This monitoring script will help you monitor for queue buildups and mysterious performance issues by monitoring processes and other performance indicators, this script can run every hour and then update the dashboard with the new information.
Note : This targets hMailServer but could be used for any custom mail solution just change the variables like process names and paths.
The Challenge: Understanding hMailServer Health
Before diving into the solution, let me explain what makes monitoring hMailServer challenging:
- Queue Management: Email queues can build up silently, causing delivery delays
- Process Monitoring: hMailServer processes can crash or consume excessive memory
- Log Analysis: Critical information is buried in verbose log files
- Remote Monitoring: Most email servers run on dedicated machines requiring remote access
- Real-time Visibility: Traditional monitoring tools don't provide email-specific insights
My goal was to create a system that could run remotely, collect comprehensive metrics, and present them in a format that both technical staff and management could understand.

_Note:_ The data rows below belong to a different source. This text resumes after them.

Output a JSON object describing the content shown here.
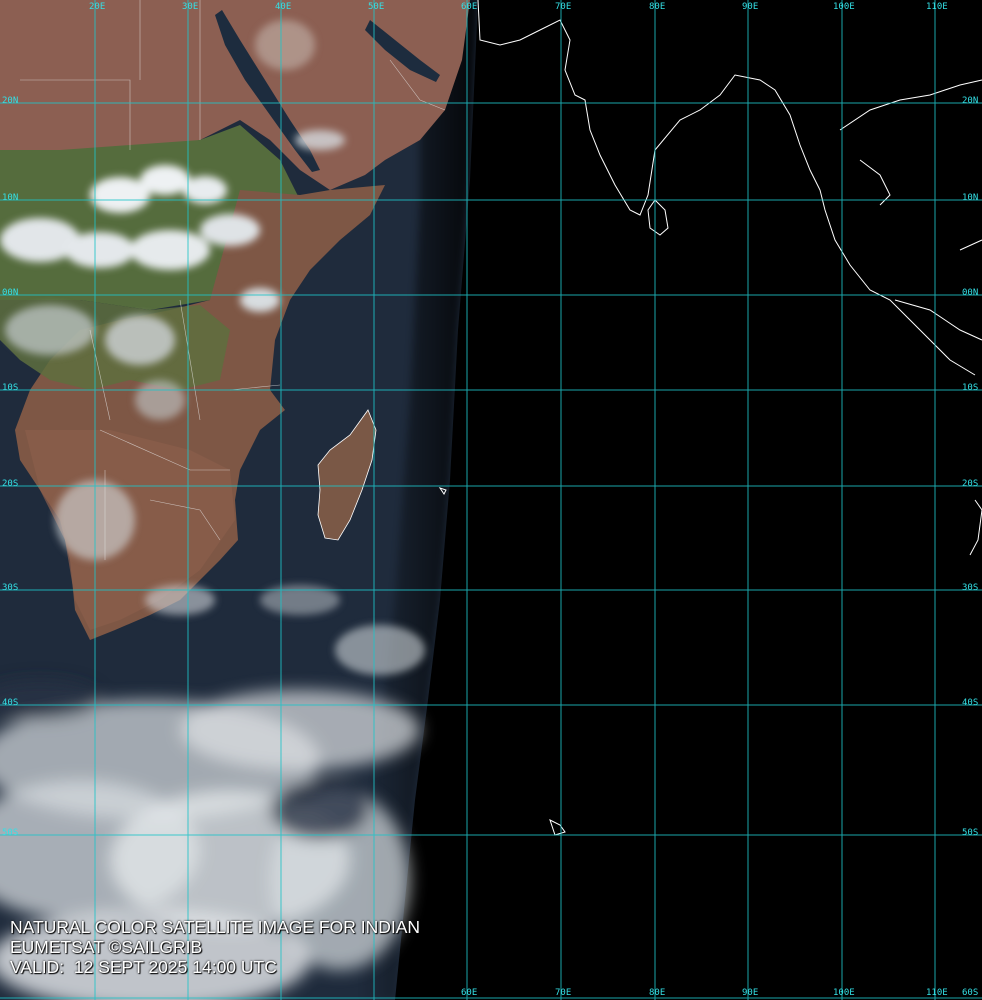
{
  "map": {
    "caption": {
      "line1": "NATURAL COLOR SATELLITE IMAGE FOR INDIAN",
      "line2": "EUMETSAT ©SAILGRIB",
      "line3": "VALID:  12 SEPT 2025 14:00 UTC"
    },
    "longitude_labels": [
      "20E",
      "30E",
      "40E",
      "50E",
      "60E",
      "70E",
      "80E",
      "90E",
      "100E",
      "110E"
    ],
    "latitude_labels": [
      "20N",
      "10N",
      "00N",
      "10S",
      "20S",
      "30S",
      "40S",
      "50S",
      "60S"
    ],
    "colors": {
      "grid": "#1fc3c8",
      "label": "#34e0e6",
      "night": "#000000",
      "ocean": "#1d2a3a",
      "land": "#8a5a48",
      "vegetation": "#4f6a3a",
      "cloud": "#e8ecef",
      "coastline": "#ffffff"
    }
  }
}
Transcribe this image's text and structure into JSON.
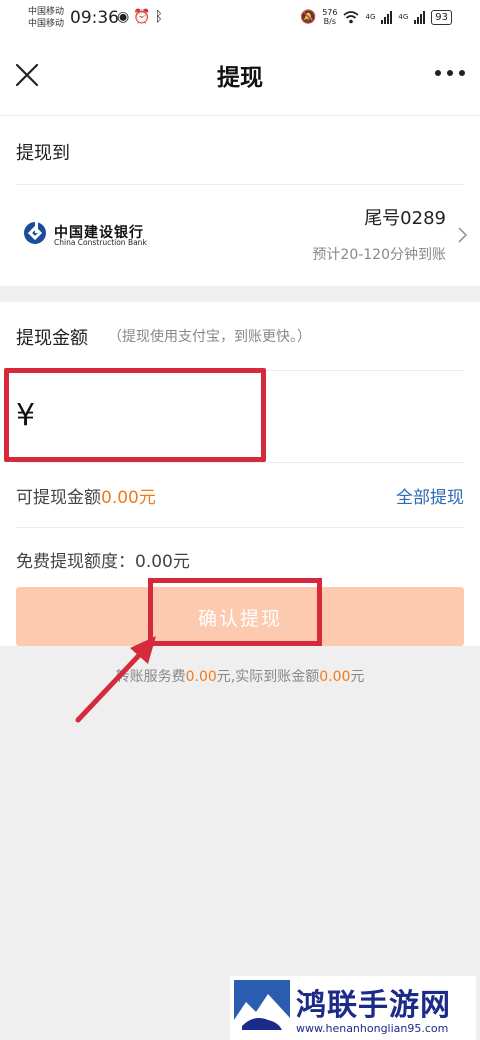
{
  "status_bar": {
    "carrier_1": "中国移动",
    "carrier_2": "中国移动",
    "time": "09:36",
    "speed_value": "576",
    "speed_unit": "B/s",
    "network_1": "4G",
    "network_2": "4G",
    "battery": "93",
    "left_icons": [
      "eye-icon",
      "alarm-icon",
      "bluetooth-icon"
    ],
    "right_icons": [
      "mute-icon",
      "wifi-icon",
      "signal-icon",
      "signal-icon",
      "battery-icon"
    ]
  },
  "nav": {
    "title": "提现",
    "left_icon": "close-icon",
    "right_icon": "more-icon"
  },
  "withdraw_to": {
    "label": "提现到",
    "bank": {
      "name": "中国建设银行",
      "name_en": "China Construction Bank",
      "tail": "尾号0289",
      "eta": "预计20-120分钟到账"
    }
  },
  "amount": {
    "label": "提现金额",
    "hint": "（提现使用支付宝，到账更快。）",
    "currency_symbol": "¥",
    "input_value": "",
    "available_label": "可提现金额",
    "available_value": "0.00元",
    "withdraw_all": "全部提现",
    "free_quota": "免费提现额度：0.00元",
    "confirm_button": "确认提现"
  },
  "fee_note": {
    "prefix": "转账服务费",
    "fee_value": "0.00",
    "middle": "元,实际到账金额",
    "actual_value": "0.00",
    "suffix": "元"
  },
  "watermark": {
    "title": "鸿联手游网",
    "url": "www.henanhonglian95.com"
  },
  "colors": {
    "accent_orange": "#f07b1d",
    "link_blue": "#2b6ab4",
    "button_disabled": "#fdcab0",
    "highlight_red": "#d42a3c"
  }
}
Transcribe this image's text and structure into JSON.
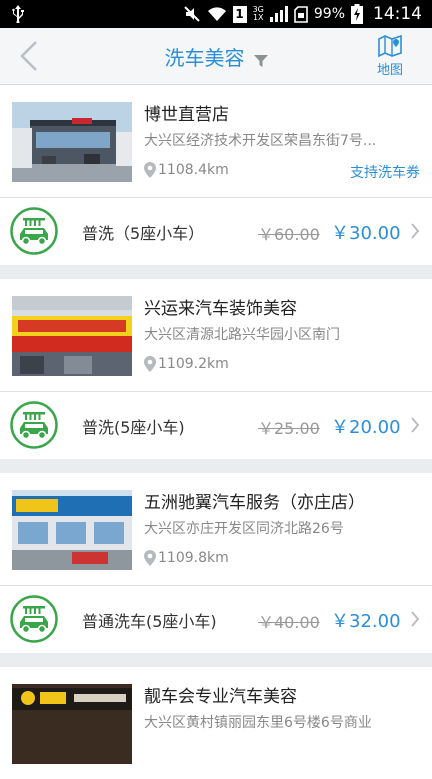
{
  "status_bar": {
    "battery_percent": "99%",
    "time": "14:14",
    "network": [
      "3G",
      "1X"
    ],
    "sim_slot": "1"
  },
  "header": {
    "title": "洗车美容",
    "map_label": "地图"
  },
  "shops": [
    {
      "name": "博世直营店",
      "address": "大兴区经济技术开发区荣昌东街7号...",
      "distance": "1108.4km",
      "coupon": "支持洗车券",
      "service": {
        "name": "普洗（5座小车）",
        "old_price": "￥60.00",
        "price": "￥30.00"
      }
    },
    {
      "name": "兴运来汽车装饰美容",
      "address": "大兴区清源北路兴华园小区南门",
      "distance": "1109.2km",
      "coupon": "",
      "service": {
        "name": "普洗(5座小车)",
        "old_price": "￥25.00",
        "price": "￥20.00"
      }
    },
    {
      "name": "五洲驰翼汽车服务（亦庄店）",
      "address": "大兴区亦庄开发区同济北路26号",
      "distance": "1109.8km",
      "coupon": "",
      "service": {
        "name": "普通洗车(5座小车)",
        "old_price": "￥40.00",
        "price": "￥32.00"
      }
    },
    {
      "name": "靓车会专业汽车美容",
      "address": "大兴区黄村镇丽园东里6号楼6号商业",
      "distance": "",
      "coupon": ""
    }
  ],
  "colors": {
    "accent": "#2b8fd8",
    "service_green": "#3aa64a"
  }
}
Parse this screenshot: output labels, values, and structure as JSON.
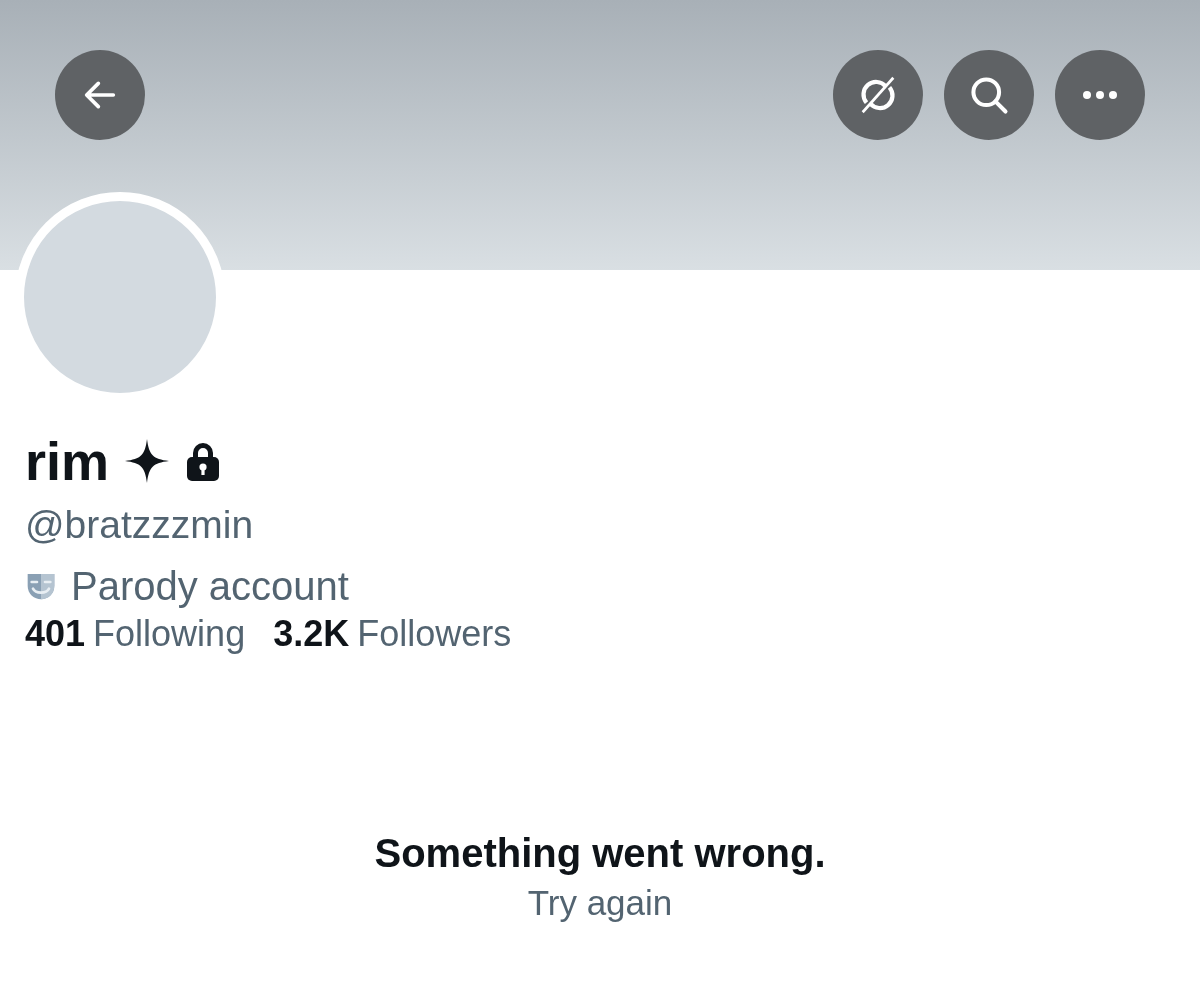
{
  "profile": {
    "name": "rim",
    "handle": "@bratzzzmin",
    "label": "Parody account",
    "protected": true
  },
  "stats": [
    {
      "count": "401",
      "label": "Following"
    },
    {
      "count": "3.2K",
      "label": "Followers"
    }
  ],
  "error": {
    "title": "Something went wrong.",
    "action": "Try again"
  }
}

Part 1: The Health Monitor Script
The core of the system is hMailServer-HealthMonitor.ps1
, a PowerShell script that performs deep analysis of hMailServer instances. Here's what it monitors:
Queue Analysis
The script starts by examining the email queue, which is often the first indicator of problems:
function Analyze-QueueDirectory {
Write-Log "Analyzing queue directory: $hMailDataPath" -Console
try {
if ($Credential) {
$TempDrive = New-PSDrive -Name "QueueDrive" -PSProvider FileSystem -Root $hMailDataPath -Credential $Credential -ErrorAction Stop
}
$QueueFiles = Get-ChildItem -Path $hMailDataPath -Filter "*.eml" -Recurse -ErrorAction Stop
$QueueCount = $QueueFiles.Count
$HealthReport.QueueHealth = @{
TotalMessages = $QueueCount
TotalSize = if ($QueueFiles) { ($QueueFiles | Measure-Object -Property Length -Sum).Sum } else { 0 }
}
The script counts .eml
files in the queue directory and calculates total size. I implemented configurable thresholds—100 messages triggers a warning, 500 triggers a critical alert. These numbers work well for our environment, but they're easily adjustable.
Log File Analysis
One of the most valuable features is intelligent log parsing. Rather than analyzing every log file (which could be hundreds), the script focuses on the two most recent files:
# Get latest 2 log files
$LogFiles = Get-ChildItem -Path $hMailLogPath -Filter "*.log" -ErrorAction Stop |
Sort-Object LastWriteTime -Descending | Select-Object -First 2
$LogAnalysis = @{
FilesAnalyzed = $LogFiles.Count
InboundEmails = 0
OutboundEmails = 0
Errors = 0
TopSenders = @{}
TopRecipients = @{}
}
The parsing logic handles both traditional mail servers and relay configurations. For relay servers, I had to adjust the regex patterns to capture the right events:
# Parse inbound/outbound emails
if ($Line -match "RECEIVED|Message received|accepted for delivery|MAIL FROM") {
$LogAnalysis.InboundEmails++
# Extract sender
if ($Line -match "from\s+([^\s,]+)") {
$Sender = $matches[1]
if ($LogAnalysis.TopSenders.ContainsKey($Sender)) {
$LogAnalysis.TopSenders[$Sender]++
} else {
$LogAnalysis.TopSenders[$Sender] = 1
}
}
}
Process Monitoring
Monitoring the hMailServer process itself proved tricky. Remote process monitoring has limitations, so I implemented a fallback strategy:
# Try Get-Process first
try {
$hMailProcesses = Get-Process -ComputerName $ServerName -Name "hMailServer" -ErrorAction Stop
if ($hMailProcesses) {
$ProcessAnalysis.DetectionMethod = "Get-Process"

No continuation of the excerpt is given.